Последним пришел капо крематория Эмиль Вешатель. Прищурившись, посмотрел на лампочки под прозрачными колпаками, покачал головой, будто был недоволен тусклым красноватым светом. Вешатель подтащил к ногам осужденных ящики, изогнулся перед ними в издевательском приглашающем жесте. Один паренек, закусив обескровленные губы, твердо встал на ящик. Другой плакал, дико косил на ящик глазами, пытаясь отойти от него возможно дальше. Эмиль потянул за конец веревки, петля стянулась, парень всхлипнул, задохнувшись, вскочил на ящик, завертел головой, стараясь расширить петлю. Но не успел. Эмиль быстро закрепил конец, выбил ящик. Ноги повисли в воздухе, выбивая неслышную чечетку смерти. Второй юноша успел крикнуть придушенно и тоскливо:

— Прощайте…

Эмиль перекатывал во рту сигарету, прохаживался, изредка поглядывая на повешенных.

Врач констатировал смерть. Разошлись узлы, тела глухо упали на бетон, застыли, словно ребята уснули в неестественных, изломанных позах.

Дядя Володя долго мямлил о дисциплине, послушании и грехе воровства. Парадокс: бандит читал нам наставление о вреде воровства для общества и наказаниях.

— Вам понятно? — спросил он в заключение, ощерив рот.

Никто ничего не ответил.

— Старшина, выводите на поверку!

Над лагерем чуть брезжил рассвет. В бане, плотно прижавшись к сырому бетону, лежали русские пареньки, погибшие на пороге жизни. Причиной гибели стала пара подметок, взятых ими для ремонта истоптанных башмаков.

На работе я все рассказал Кореку. Он слушал внимательно, не поднимая от стола головы, и, когда взглядывал на меня, глаза юлили, не могли остановиться.

— Не ты ли опять донес? — жестко спросил я его.

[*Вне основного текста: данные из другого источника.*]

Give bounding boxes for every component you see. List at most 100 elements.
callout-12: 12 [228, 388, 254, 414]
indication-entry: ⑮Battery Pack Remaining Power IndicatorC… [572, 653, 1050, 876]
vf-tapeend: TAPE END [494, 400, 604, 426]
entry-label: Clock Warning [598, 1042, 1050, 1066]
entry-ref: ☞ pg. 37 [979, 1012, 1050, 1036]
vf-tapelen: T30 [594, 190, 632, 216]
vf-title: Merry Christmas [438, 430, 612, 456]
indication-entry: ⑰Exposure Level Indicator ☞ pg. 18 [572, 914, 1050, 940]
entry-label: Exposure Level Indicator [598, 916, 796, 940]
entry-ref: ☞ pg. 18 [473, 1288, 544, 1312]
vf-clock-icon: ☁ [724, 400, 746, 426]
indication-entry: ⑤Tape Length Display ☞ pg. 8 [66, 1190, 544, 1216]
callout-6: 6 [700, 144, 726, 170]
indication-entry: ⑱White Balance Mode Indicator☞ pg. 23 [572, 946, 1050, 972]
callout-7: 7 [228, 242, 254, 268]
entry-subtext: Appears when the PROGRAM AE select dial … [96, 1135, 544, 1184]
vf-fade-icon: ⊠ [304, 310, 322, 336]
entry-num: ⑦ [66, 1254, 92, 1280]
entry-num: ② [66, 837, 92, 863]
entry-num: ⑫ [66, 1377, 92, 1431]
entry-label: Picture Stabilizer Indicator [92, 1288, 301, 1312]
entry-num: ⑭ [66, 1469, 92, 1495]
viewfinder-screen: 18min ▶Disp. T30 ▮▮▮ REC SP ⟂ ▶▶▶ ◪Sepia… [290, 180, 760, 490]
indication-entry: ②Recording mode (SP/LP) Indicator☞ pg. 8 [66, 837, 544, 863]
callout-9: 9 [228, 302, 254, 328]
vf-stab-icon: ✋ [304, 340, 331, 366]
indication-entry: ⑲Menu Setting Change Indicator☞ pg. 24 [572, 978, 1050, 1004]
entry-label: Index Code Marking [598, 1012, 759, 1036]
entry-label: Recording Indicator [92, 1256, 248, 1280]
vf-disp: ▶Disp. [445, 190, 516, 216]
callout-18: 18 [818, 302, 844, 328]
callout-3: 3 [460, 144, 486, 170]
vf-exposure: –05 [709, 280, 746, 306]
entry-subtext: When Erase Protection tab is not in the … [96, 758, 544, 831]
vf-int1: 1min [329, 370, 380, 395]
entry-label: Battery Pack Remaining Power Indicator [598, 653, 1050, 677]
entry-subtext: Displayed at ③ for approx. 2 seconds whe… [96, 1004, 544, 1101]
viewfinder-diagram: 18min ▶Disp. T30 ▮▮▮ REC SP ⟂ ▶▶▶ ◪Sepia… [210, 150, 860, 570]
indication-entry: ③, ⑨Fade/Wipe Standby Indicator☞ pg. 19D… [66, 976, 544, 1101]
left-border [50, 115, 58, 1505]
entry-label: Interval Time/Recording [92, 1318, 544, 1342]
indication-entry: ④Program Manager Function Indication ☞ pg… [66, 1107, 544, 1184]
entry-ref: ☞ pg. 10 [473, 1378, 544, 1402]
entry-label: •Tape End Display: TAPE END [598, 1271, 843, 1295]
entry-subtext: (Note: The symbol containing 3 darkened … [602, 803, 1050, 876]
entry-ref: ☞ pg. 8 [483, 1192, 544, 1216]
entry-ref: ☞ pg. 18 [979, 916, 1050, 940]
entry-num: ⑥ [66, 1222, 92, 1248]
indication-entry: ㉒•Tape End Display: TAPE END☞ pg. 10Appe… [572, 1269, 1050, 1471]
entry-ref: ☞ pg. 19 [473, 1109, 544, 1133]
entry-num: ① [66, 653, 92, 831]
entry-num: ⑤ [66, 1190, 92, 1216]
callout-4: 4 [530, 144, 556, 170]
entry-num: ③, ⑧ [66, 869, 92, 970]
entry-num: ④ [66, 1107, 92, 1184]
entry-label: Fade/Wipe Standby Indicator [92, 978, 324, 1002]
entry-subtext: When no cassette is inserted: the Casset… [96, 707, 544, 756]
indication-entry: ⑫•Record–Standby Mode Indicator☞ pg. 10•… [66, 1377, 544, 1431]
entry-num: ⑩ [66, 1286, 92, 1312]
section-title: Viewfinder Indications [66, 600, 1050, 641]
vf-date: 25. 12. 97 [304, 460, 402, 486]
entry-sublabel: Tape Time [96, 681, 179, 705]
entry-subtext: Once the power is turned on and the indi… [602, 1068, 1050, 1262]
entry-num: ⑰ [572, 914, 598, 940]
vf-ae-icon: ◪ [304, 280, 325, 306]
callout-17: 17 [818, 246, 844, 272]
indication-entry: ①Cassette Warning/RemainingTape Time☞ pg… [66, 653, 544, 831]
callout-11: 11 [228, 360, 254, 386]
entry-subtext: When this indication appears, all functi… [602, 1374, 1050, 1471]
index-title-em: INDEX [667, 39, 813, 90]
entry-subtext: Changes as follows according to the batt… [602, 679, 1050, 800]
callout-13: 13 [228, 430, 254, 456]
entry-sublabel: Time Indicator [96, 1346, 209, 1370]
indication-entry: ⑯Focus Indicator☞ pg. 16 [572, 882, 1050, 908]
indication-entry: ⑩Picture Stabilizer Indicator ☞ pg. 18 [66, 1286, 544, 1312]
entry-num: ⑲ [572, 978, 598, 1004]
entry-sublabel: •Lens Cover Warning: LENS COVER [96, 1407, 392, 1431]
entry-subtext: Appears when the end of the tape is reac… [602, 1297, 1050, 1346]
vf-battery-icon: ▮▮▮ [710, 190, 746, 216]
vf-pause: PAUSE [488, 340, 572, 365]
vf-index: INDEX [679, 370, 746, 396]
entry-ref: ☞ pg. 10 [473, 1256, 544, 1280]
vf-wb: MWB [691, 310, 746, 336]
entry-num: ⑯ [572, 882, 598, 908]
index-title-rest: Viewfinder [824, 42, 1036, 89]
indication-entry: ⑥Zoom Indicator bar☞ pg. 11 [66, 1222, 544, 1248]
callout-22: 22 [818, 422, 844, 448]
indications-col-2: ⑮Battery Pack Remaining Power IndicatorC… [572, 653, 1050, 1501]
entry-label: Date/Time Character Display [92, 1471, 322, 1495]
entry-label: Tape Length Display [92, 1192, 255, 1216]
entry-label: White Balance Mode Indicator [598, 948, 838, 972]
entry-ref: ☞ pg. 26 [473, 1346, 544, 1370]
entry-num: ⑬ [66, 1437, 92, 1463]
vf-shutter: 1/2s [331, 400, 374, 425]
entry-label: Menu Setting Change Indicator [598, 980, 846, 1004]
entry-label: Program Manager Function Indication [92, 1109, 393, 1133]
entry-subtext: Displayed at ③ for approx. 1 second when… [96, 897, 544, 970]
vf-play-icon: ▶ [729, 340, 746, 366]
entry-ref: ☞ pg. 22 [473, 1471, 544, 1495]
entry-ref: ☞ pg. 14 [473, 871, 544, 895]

Корек побагровел и, выскочив из-за стола, в сердцах грохнул дверью. От наличника отскочили кусочки штукатурки.

Глава XII

Наклонив ко мне большую шишковатую голову, полковник Породенко предложил:

— Идем пройдемся.

Ветер злился, рвал в клочья промозглую серую мглу, забивался под одежду, обволакивал холодом. Мы побродили по Лагерштрассе, затем вошли в 14-й блок. Породенко уверенно прошел через штубу в дальний угол, нагнулся к нижним койкам и чуть погодя еле заметно кивнул мне: «Иди сюда».

На смежных кроватях играли в карты несколько человек, тихо переговаривались между собой. Они потеснились, дали нам место, сдвинули ближе головы.

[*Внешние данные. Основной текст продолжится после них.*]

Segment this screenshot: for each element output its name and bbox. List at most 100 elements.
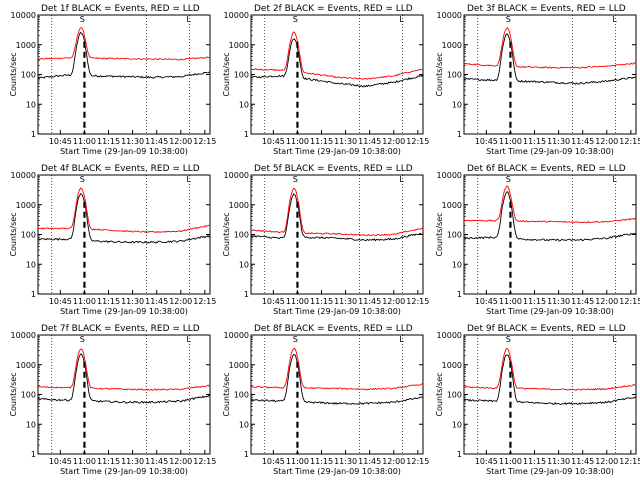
- x-tick-label: 11:00: [73, 297, 96, 306]
- marker-l: L: [186, 175, 191, 184]
- x-tick-label: 11:15: [97, 137, 120, 146]
- x-tick-label: 11:45: [358, 297, 381, 306]
- x-tick-label: 11:45: [145, 457, 168, 466]
- plot-frame: [463, 334, 637, 455]
- x-tick-label: 10:45: [49, 137, 72, 146]
- y-tick-label: 1: [31, 130, 36, 139]
- x-tick-label: 11:30: [121, 457, 144, 466]
- x-tick-label: 10:45: [475, 137, 498, 146]
- plot-frame: [463, 174, 637, 295]
- x-tick-label: 12:00: [382, 137, 405, 146]
- y-tick-label: 10000: [437, 331, 462, 340]
- y-tick-label: 10000: [437, 11, 462, 20]
- y-tick-label: 1: [457, 450, 462, 459]
- lld-series-line: [463, 347, 637, 391]
- marker-s: S: [293, 335, 298, 344]
- x-tick-label: 11:30: [547, 457, 570, 466]
- plot-frame: [463, 14, 637, 135]
- x-tick-label: 11:15: [523, 137, 546, 146]
- x-tick-label: 11:45: [358, 137, 381, 146]
- x-axis-label: Start Time (29-Jan-09 10:38:00): [486, 467, 614, 476]
- x-tick-label: 11:45: [145, 297, 168, 306]
- x-tick-label: 12:00: [169, 297, 192, 306]
- x-axis-label: Start Time (29-Jan-09 10:38:00): [486, 307, 614, 316]
- y-axis-label: Counts/sec: [9, 372, 18, 416]
- y-tick-label: 100: [234, 391, 249, 400]
- marker-s: S: [506, 335, 511, 344]
- marker-s: S: [506, 15, 511, 24]
- x-tick-label: 11:00: [73, 457, 96, 466]
- x-tick-label: 12:00: [169, 137, 192, 146]
- x-tick-label: 10:45: [262, 297, 285, 306]
- panel-title: Det 8f BLACK = Events, RED = LLD: [254, 324, 413, 334]
- x-tick-label: 11:15: [97, 457, 120, 466]
- marker-l: L: [612, 15, 617, 24]
- marker-l: L: [399, 15, 404, 24]
- y-tick-label: 1000: [442, 361, 462, 370]
- events-series-line: [251, 353, 424, 405]
- marker-l: L: [612, 175, 617, 184]
- y-axis-label: Counts/sec: [222, 52, 231, 96]
- events-series-line: [37, 353, 211, 404]
- x-tick-label: 11:00: [499, 297, 522, 306]
- panel-title: Det 2f BLACK = Events, RED = LLD: [254, 4, 413, 14]
- marker-s: S: [80, 335, 85, 344]
- x-tick-label: 11:00: [286, 297, 309, 306]
- y-tick-label: 100: [447, 391, 462, 400]
- y-tick-label: 10000: [224, 171, 249, 180]
- x-tick-label: 10:45: [262, 457, 285, 466]
- y-tick-label: 10: [26, 260, 36, 269]
- y-tick-label: 10000: [11, 11, 36, 20]
- plot-frame: [37, 174, 211, 295]
- marker-s: S: [293, 15, 298, 24]
- x-tick-label: 12:00: [382, 297, 405, 306]
- x-tick-label: 11:00: [499, 457, 522, 466]
- y-tick-label: 10: [26, 100, 36, 109]
- x-tick-label: 12:00: [382, 457, 405, 466]
- y-tick-label: 10: [239, 420, 249, 429]
- events-series-line: [37, 31, 211, 80]
- panel-title: Det 7f BLACK = Events, RED = LLD: [41, 324, 200, 334]
- x-tick-label: 11:15: [310, 457, 333, 466]
- marker-s: S: [506, 175, 511, 184]
- x-tick-label: 11:15: [97, 297, 120, 306]
- x-tick-label: 12:15: [193, 137, 216, 146]
- events-series-line: [250, 38, 424, 88]
- x-tick-label: 11:15: [310, 137, 333, 146]
- y-tick-label: 1000: [442, 41, 462, 50]
- panel-det-4: Det 4f BLACK = Events, RED = LLD 1 10 100 10…: [9, 164, 216, 316]
- x-axis-label: Start Time (29-Jan-09 10:38:00): [60, 147, 188, 156]
- x-tick-label: 12:15: [193, 297, 216, 306]
- x-tick-label: 10:45: [475, 297, 498, 306]
- y-tick-label: 10: [26, 420, 36, 429]
- y-axis-label: Counts/sec: [9, 212, 18, 256]
- y-axis-label: Counts/sec: [435, 372, 444, 416]
- y-tick-label: 1: [244, 290, 249, 299]
- x-tick-label: 12:00: [169, 457, 192, 466]
- x-tick-label: 11:15: [523, 297, 546, 306]
- y-axis-label: Counts/sec: [222, 212, 231, 256]
- y-tick-label: 1000: [229, 201, 249, 210]
- y-axis-label: Counts/sec: [435, 52, 444, 96]
- y-tick-label: 10: [452, 420, 462, 429]
- panel-title: Det 9f BLACK = Events, RED = LLD: [467, 324, 626, 334]
- marker-l: L: [186, 335, 191, 344]
- panel-title: Det 6f BLACK = Events, RED = LLD: [467, 164, 626, 174]
- x-tick-label: 10:45: [49, 457, 72, 466]
- x-axis-label: Start Time (29-Jan-09 10:38:00): [273, 147, 401, 156]
- events-series-line: [463, 33, 636, 85]
- y-tick-label: 1: [31, 290, 36, 299]
- y-axis-label: Counts/sec: [222, 372, 231, 416]
- x-tick-label: 11:00: [286, 457, 309, 466]
- x-tick-label: 10:45: [475, 457, 498, 466]
- lld-series-line: [250, 31, 423, 80]
- events-series-line: [250, 193, 424, 242]
- y-tick-label: 1000: [16, 201, 36, 210]
- x-axis-label: Start Time (29-Jan-09 10:38:00): [60, 307, 188, 316]
- panel-title: Det 5f BLACK = Events, RED = LLD: [254, 164, 413, 174]
- y-tick-label: 10000: [11, 331, 36, 340]
- y-tick-label: 10000: [224, 11, 249, 20]
- panel-det-2: Det 2f BLACK = Events, RED = LLD 1 10 100 10…: [222, 4, 429, 156]
- plot-frame: [37, 334, 211, 455]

Говорил генерал Тонконогов, пожилой человек, коренастый, черный, седеющий.

— Безусловно, фашисты постараются разделаться с той частью заключенных, которых считают для себя опасными. К такой категории они причисляют в первую очередь наших коммунистов. Но мы ведь не будем ждать, сидеть сложа руки. Мы должны и будем бороться!

Почти всех собравшихся я знал по фамилиям или кличкам.

Чуть ближе ко мне сидел Панов, рядом — молоденький лейтенант Женя Ремизов — связной Тонконогова. Он уже несколько раз подходил ко мне раньше, заговаривал о том, о сем, но приступить к основному разговору не решался. Сидели еще двое — этих я знал только в лицо.

Разговор не занял много времени. Тонконогов излагал свои мысли просто, конкретно и предельно ясно, все было тщательно продумано, подготовлено заранее до мелочей. Меня и Породенко генерал немного задержал.

— Для того чтобы узнать человека, говорят, надо с ним пуд соли съесть. Владимир Сергеевич утверждает, что с вами он его съел. — Генерал улыбнулся, прищурился, помолодел — Надо подготавливать крепких людей, по возможности из числа наших офицеров, коммунистов и комсомольцев. Из них мы соберем ударный кулак. Но сейчас надо только подбирать, прощупывать и ничего больше. Никаких поручений. Есть у вас на примете надежные люди?